CPTEQR (3lapack)

compute all eigenvalues and, optionally, eigenvectors of a symmetric positive definite tridiagonal matrix by first factoring the matrix using SPTTRF and then calling CBDSQR to compute the singular values of the bidiagonal factor

SYNOPSIS

  SUBROUTINE CPTEQR( COMPZ, N, D, E, Z, LDZ, WORK, INFO )

      CHARACTER      COMPZ

      INTEGER        INFO, LDZ, N

      REAL           D( * ), E( * ), WORK( * )

      COMPLEX        Z( LDZ, * )

PURPOSE

  CPTEQR computes all eigenvalues and, optionally, eigenvectors of a
  symmetric positive definite tridiagonal matrix by first factoring the
  matrix using SPTTRF and then calling CBDSQR to compute the singular values
  of the bidiagonal factor.

  This routine computes the eigenvalues of the positive definite tridiagonal
  matrix to high relative accuracy.  This means that if the eigenvalues range
  over many orders of magnitude in size, then the small eigenvalues and
  corresponding eigenvectors will be computed more accurately than, for
  example, with the standard QR method.

  The eigenvectors of a full or band positive definite Hermitian matrix can
  also be found if CHETRD, CHPTRD, or CHBTRD has been used to reduce this
  matrix to tridiagonal form.  (The reduction to tridiagonal form, however,
  may preclude the possibility of obtaining high relative accuracy in the
  small eigenvalues of the original matrix, if these eigenvalues range over
  many orders of magnitude.)

ARGUMENTS

  COMPZ   (input) CHARACTER*1
          = 'N':  Compute eigenvalues only.
          = 'V':  Compute eigenvectors of original Hermitian matrix also.
          Array Z contains the unitary matrix used to reduce the original
          matrix to tridiagonal form.  = 'I':  Compute eigenvectors of
          tridiagonal matrix also.

  N       (input) INTEGER
          The order of the matrix.  N >= 0.

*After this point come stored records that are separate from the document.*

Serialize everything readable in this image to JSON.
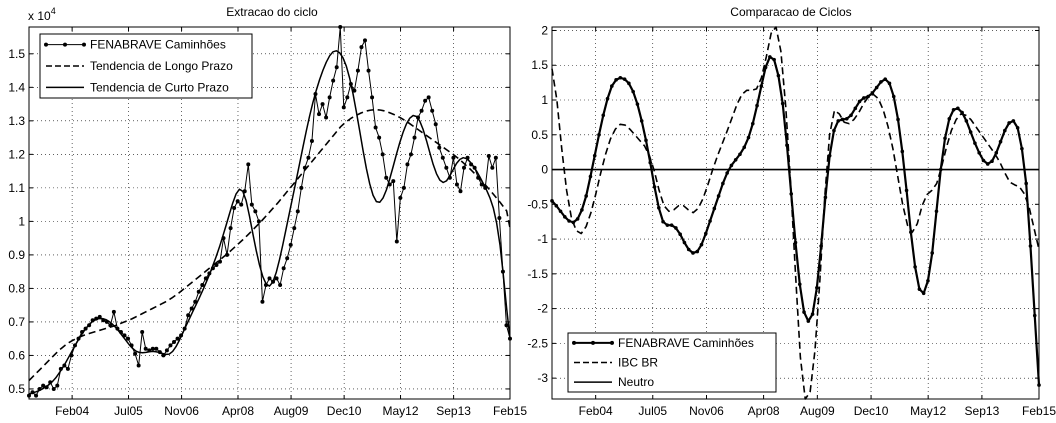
{
  "chart_data": [
    {
      "type": "line",
      "title": "Extracao do ciclo",
      "xlabel": "",
      "ylabel": "",
      "y_exponent_label": "x 10",
      "y_exponent_power": "4",
      "x_ticks": [
        "Feb04",
        "Jul05",
        "Nov06",
        "Apr08",
        "Aug09",
        "Dec10",
        "May12",
        "Sep13",
        "Feb15"
      ],
      "x_tick_index": [
        13,
        30,
        46,
        63,
        79,
        95,
        112,
        128,
        145
      ],
      "xlim_index": [
        0,
        145
      ],
      "y_tick_labels": [
        "0.5",
        "0.6",
        "0.7",
        "0.8",
        "0.9",
        "1",
        "1.1",
        "1.2",
        "1.3",
        "1.4",
        "1.5"
      ],
      "y_ticks": [
        5000,
        6000,
        7000,
        8000,
        9000,
        10000,
        11000,
        12000,
        13000,
        14000,
        15000
      ],
      "ylim": [
        4700,
        15800
      ],
      "legend_position": "top-left",
      "legend": [
        "FENABRAVE  Caminhões",
        "Tendencia de Longo Prazo",
        "Tendencia de Curto Prazo"
      ],
      "series": [
        {
          "name": "FENABRAVE  Caminhões",
          "style": "line-dots",
          "values": [
            4800,
            4900,
            4800,
            5000,
            5100,
            5050,
            5200,
            5000,
            5100,
            5600,
            5700,
            5600,
            6000,
            6300,
            6500,
            6700,
            6800,
            6900,
            7050,
            7100,
            7150,
            7050,
            7000,
            6900,
            7300,
            6800,
            6700,
            6600,
            6500,
            6300,
            6050,
            5700,
            6700,
            6200,
            6150,
            6200,
            6200,
            6100,
            6000,
            6150,
            6300,
            6400,
            6500,
            6600,
            6800,
            7200,
            7400,
            7600,
            7900,
            8100,
            8300,
            8450,
            8600,
            8700,
            8800,
            9500,
            9000,
            9800,
            10400,
            10600,
            10500,
            10900,
            11700,
            10500,
            10300,
            10000,
            7600,
            8100,
            8300,
            8200,
            8300,
            8100,
            8600,
            8900,
            9300,
            9800,
            10300,
            11000,
            11600,
            11900,
            12400,
            13800,
            13200,
            13500,
            13100,
            13700,
            14200,
            14600,
            15800,
            13400,
            13700,
            14100,
            13900,
            14500,
            15200,
            15400,
            14500,
            13700,
            12800,
            12500,
            12000,
            11300,
            11100,
            11200,
            9400,
            10700,
            11000,
            11700,
            12000,
            12500,
            13100,
            13300,
            13600,
            13700,
            13300,
            12900,
            12200,
            11900,
            11600,
            11300,
            11900,
            11100,
            10900,
            11600,
            11900,
            11700,
            11600,
            11300,
            11100,
            11000,
            11950,
            11600,
            11900,
            10100,
            8500,
            6900,
            6500
          ]
        },
        {
          "name": "Tendencia de Longo Prazo",
          "style": "dashed",
          "values": [
            5250,
            5350,
            5450,
            5550,
            5650,
            5750,
            5850,
            5950,
            6050,
            6150,
            6230,
            6310,
            6380,
            6440,
            6490,
            6540,
            6580,
            6620,
            6650,
            6680,
            6710,
            6740,
            6770,
            6800,
            6830,
            6860,
            6890,
            6930,
            6970,
            7010,
            7050,
            7090,
            7140,
            7190,
            7240,
            7290,
            7340,
            7390,
            7440,
            7490,
            7540,
            7590,
            7650,
            7710,
            7780,
            7850,
            7930,
            8010,
            8090,
            8170,
            8250,
            8330,
            8410,
            8490,
            8570,
            8650,
            8730,
            8810,
            8890,
            8970,
            9050,
            9140,
            9230,
            9320,
            9410,
            9500,
            9600,
            9700,
            9800,
            9900,
            10000,
            10110,
            10220,
            10330,
            10440,
            10550,
            10670,
            10790,
            10910,
            11030,
            11150,
            11270,
            11390,
            11510,
            11630,
            11750,
            11870,
            11990,
            12110,
            12230,
            12350,
            12470,
            12590,
            12710,
            12830,
            12920,
            13000,
            13070,
            13130,
            13180,
            13230,
            13270,
            13300,
            13320,
            13330,
            13330,
            13320,
            13300,
            13270,
            13230,
            13190,
            13140,
            13090,
            13030,
            12970,
            12900,
            12830,
            12760,
            12690,
            12620,
            12550,
            12480,
            12410,
            12340,
            12270,
            12200,
            12130,
            12060,
            11990,
            11910,
            11830,
            11740,
            11650,
            11560,
            11460,
            11360,
            11260,
            11150,
            11040,
            10930,
            10810,
            10690,
            10570,
            10440,
            10310,
            9800
          ]
        },
        {
          "name": "Tendencia de Curto Prazo",
          "style": "solid",
          "values": [
            4850,
            4880,
            4910,
            4950,
            5000,
            5060,
            5130,
            5220,
            5330,
            5470,
            5620,
            5790,
            5970,
            6150,
            6330,
            6500,
            6660,
            6800,
            6920,
            7010,
            7070,
            7100,
            7100,
            7070,
            7010,
            6930,
            6830,
            6710,
            6580,
            6450,
            6320,
            6210,
            6130,
            6090,
            6080,
            6090,
            6110,
            6120,
            6110,
            6090,
            6060,
            6030,
            6040,
            6120,
            6260,
            6450,
            6660,
            6880,
            7090,
            7300,
            7510,
            7720,
            7940,
            8170,
            8410,
            8670,
            8940,
            9230,
            9550,
            9880,
            10220,
            10550,
            10820,
            10960,
            10900,
            10620,
            10160,
            9640,
            9140,
            8700,
            8350,
            8130,
            8070,
            8190,
            8470,
            8860,
            9310,
            9790,
            10270,
            10750,
            11230,
            11720,
            12210,
            12690,
            13140,
            13550,
            13910,
            14230,
            14510,
            14750,
            14940,
            15060,
            15090,
            15030,
            14880,
            14630,
            14270,
            13810,
            13270,
            12700,
            12120,
            11580,
            11120,
            10780,
            10590,
            10570,
            10700,
            10940,
            11270,
            11630,
            12000,
            12350,
            12660,
            12910,
            13080,
            13160,
            13130,
            12990,
            12740,
            12410,
            12050,
            11700,
            11420,
            11230,
            11160,
            11210,
            11360,
            11550,
            11730,
            11850,
            11900,
            11870,
            11780,
            11650,
            11500,
            11320,
            11130,
            10930,
            10700,
            10400,
            9950,
            9300,
            8400,
            7400,
            6500
          ]
        }
      ]
    },
    {
      "type": "line",
      "title": "Comparacao de Ciclos",
      "xlabel": "",
      "ylabel": "",
      "x_ticks": [
        "Feb04",
        "Jul05",
        "Nov06",
        "Apr08",
        "Aug09",
        "Dec10",
        "May12",
        "Sep13",
        "Feb15"
      ],
      "x_tick_index": [
        13,
        30,
        46,
        63,
        79,
        95,
        112,
        128,
        145
      ],
      "xlim_index": [
        0,
        145
      ],
      "y_tick_labels": [
        "-3",
        "-2.5",
        "-2",
        "-1.5",
        "-1",
        "-0.5",
        "0",
        "0.5",
        "1",
        "1.5",
        "2"
      ],
      "y_ticks": [
        -3,
        -2.5,
        -2,
        -1.5,
        -1,
        -0.5,
        0,
        0.5,
        1,
        1.5,
        2
      ],
      "ylim": [
        -3.3,
        2.05
      ],
      "legend_position": "bottom-left",
      "legend": [
        "FENABRAVE  Caminhões",
        "IBC BR",
        "Neutro"
      ],
      "series": [
        {
          "name": "FENABRAVE  Caminhões",
          "style": "line-dots",
          "values": [
            -0.45,
            -0.52,
            -0.6,
            -0.68,
            -0.74,
            -0.76,
            -0.71,
            -0.58,
            -0.38,
            -0.1,
            0.2,
            0.5,
            0.78,
            1.02,
            1.2,
            1.29,
            1.32,
            1.3,
            1.24,
            1.12,
            0.94,
            0.7,
            0.42,
            0.1,
            -0.25,
            -0.55,
            -0.75,
            -0.8,
            -0.8,
            -0.84,
            -0.93,
            -1.05,
            -1.15,
            -1.2,
            -1.18,
            -1.08,
            -0.92,
            -0.74,
            -0.56,
            -0.38,
            -0.2,
            -0.05,
            0.06,
            0.14,
            0.22,
            0.32,
            0.46,
            0.66,
            0.92,
            1.2,
            1.47,
            1.62,
            1.58,
            1.35,
            0.95,
            0.35,
            -0.35,
            -1.05,
            -1.65,
            -2.05,
            -2.18,
            -2.08,
            -1.7,
            -1.1,
            -0.4,
            0.2,
            0.56,
            0.7,
            0.72,
            0.73,
            0.78,
            0.88,
            0.98,
            1.03,
            1.05,
            1.1,
            1.18,
            1.26,
            1.3,
            1.24,
            1.05,
            0.72,
            0.26,
            -0.3,
            -0.9,
            -1.4,
            -1.72,
            -1.78,
            -1.6,
            -1.2,
            -0.6,
            0.0,
            0.45,
            0.73,
            0.86,
            0.88,
            0.82,
            0.7,
            0.54,
            0.38,
            0.24,
            0.13,
            0.08,
            0.12,
            0.24,
            0.4,
            0.56,
            0.67,
            0.7,
            0.6,
            0.3,
            -0.2,
            -1.1,
            -2.1,
            -3.1
          ]
        },
        {
          "name": "IBC BR",
          "style": "dashed",
          "values": [
            1.45,
            1.0,
            0.3,
            -0.3,
            -0.7,
            -0.88,
            -0.92,
            -0.82,
            -0.62,
            -0.35,
            -0.05,
            0.22,
            0.44,
            0.58,
            0.65,
            0.64,
            0.58,
            0.5,
            0.42,
            0.34,
            0.2,
            -0.02,
            -0.3,
            -0.52,
            -0.6,
            -0.58,
            -0.52,
            -0.52,
            -0.58,
            -0.62,
            -0.56,
            -0.42,
            -0.22,
            0.0,
            0.2,
            0.38,
            0.56,
            0.75,
            0.94,
            1.08,
            1.14,
            1.14,
            1.16,
            1.32,
            1.62,
            1.96,
            2.05,
            1.7,
            0.9,
            -0.2,
            -1.5,
            -2.7,
            -3.3,
            -3.2,
            -2.6,
            -1.6,
            -0.4,
            0.5,
            0.85,
            0.8,
            0.68,
            0.66,
            0.72,
            0.82,
            0.95,
            1.05,
            1.08,
            1.02,
            0.86,
            0.62,
            0.3,
            -0.1,
            -0.5,
            -0.8,
            -0.9,
            -0.78,
            -0.52,
            -0.36,
            -0.3,
            -0.2,
            0.04,
            0.32,
            0.56,
            0.72,
            0.8,
            0.78,
            0.72,
            0.62,
            0.52,
            0.42,
            0.32,
            0.22,
            0.1,
            -0.05,
            -0.18,
            -0.22,
            -0.25,
            -0.35,
            -0.55,
            -0.85,
            -1.15
          ]
        },
        {
          "name": "Neutro",
          "style": "solid",
          "values": [
            0,
            0
          ]
        }
      ]
    }
  ]
}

  D       (input/output) REAL array, dimension (N)
          On entry, the n diagonal elements of the tridiagonal matrix.  On
          normal exit, D contains the eigenvalues, in descending order.

  E       (input/output) REAL array, dimension (N-1)
          On entry, the (n-1) subdiagonal elements of the tridiagonal matrix.
          On exit, E has been destroyed.

  Z       (input/output) COMPLEX array, dimension (LDZ, N)
          On entry, if COMPZ = 'V', the unitary matrix used in the reduction
          to tridiagonal form.  On exit, if COMPZ = 'V', the orthonormal
          eigenvectors of the original Hermitian matrix; if COMPZ = 'I', the
          orthonormal eigenvectors of the tridiagonal matrix.  If INFO > 0 on
          exit, Z contains the eigenvectors associated with only the stored
          eigenvalues.  If  COMPZ = 'N', then Z is not referenced.

  LDZ     (input) INTEGER
          The leading dimension of the array Z.  LDZ >= 1, and if COMPZ = 'V'
          or 'I', LDZ >= max(1,N).

  WORK    (workspace) REAL array, dimension (LWORK)
          If  COMPZ = 'N', then LWORK = 2*N If  COMPZ = 'V' or 'I', then
          LWORK = MAX(1,4*N-4)

  INFO    (output) INTEGER
          = 0:  successful exit.
          < 0:  if INFO = -i, the i-th argument had an illegal value.
          > 0:  if INFO = i, and i is: <= N  the Cholesky factorization of
          the matrix could not be performed because the i-th principal minor
          was not positive definite.  > N   the SVD algorithm failed to
          converge; if INFO = N+i, i off-diagonal elements of the bidiagonal
          factor did not converge to zero.